Some BSB parameters are present on the boiler but not in the cloud's BsbPlantData / BsbZoneData schemas:

  • Boiler flow / return water temperature — not surfaced. The closest available reading is dhwStorageTemp (the hot-water tank probe).
  • Burner modulation / current input power — not surfaced. The bridge publishes a synthetic sensor.elco_heating_power (14 kW when the burner is firing, 0 otherwise) for Riemann-integration into kWh.
  • Per-day or per-hour consumption history — not available to the FinalUser role on this gateway. PlantMetering/* returns 404 (the boiler is provisioned without metering hardware), PlantLog/* is gated to tech/CAT users and returns 302→login, and the standard BSB burner-hour datapoints (8530/8540/8550/8560) return M2M 502 on this firmware. The Remocon-NET mobile app shows no Statistics tab for this gateway.

For these, the only path is a direct BSB serial dongle on the boiler — not via the cloud. None of those is wired up today.

Energy tracking and recovery

The Energy panel is fed by a Riemann-integrated sensor.elco_heating_energy_total (kWh) and a derived sensor.elco_heating_cost_period (CHF). The integrator's source is binary_sensor.elco_flame_sensor (burner firing), not binary_sensor.elco_room_heating_is_active — the latter stays on through the entire heating season and would inflate the integral by an order of magnitude.

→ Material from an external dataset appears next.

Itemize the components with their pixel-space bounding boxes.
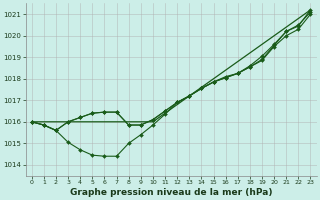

Long-term statistics for any energy/cost stream can be reset via the recorder WebSocket API. From inside the home-assistant pod:

await ws.send(json.dumps({
    "type": "recorder/clear_statistics",
    "statistic_ids": [
        "sensor.elco_heating_energy_total",
        "sensor.elco_heating_energy_period",
        "sensor.elco_heating_cost_period",
        "sensor.elco_heating_cost_total",
    ],
}))

The entity's current state is preserved; only the historical hourly/5-min buckets are dropped. The Energy panel re-bootstraps from the current state at the next hourly compile, and accumulation continues from that baseline.

Because the cloud exposes no historical consumption surface, no backfill is possible — energy data starts from when HA was first wired with the correct flame-based integrator.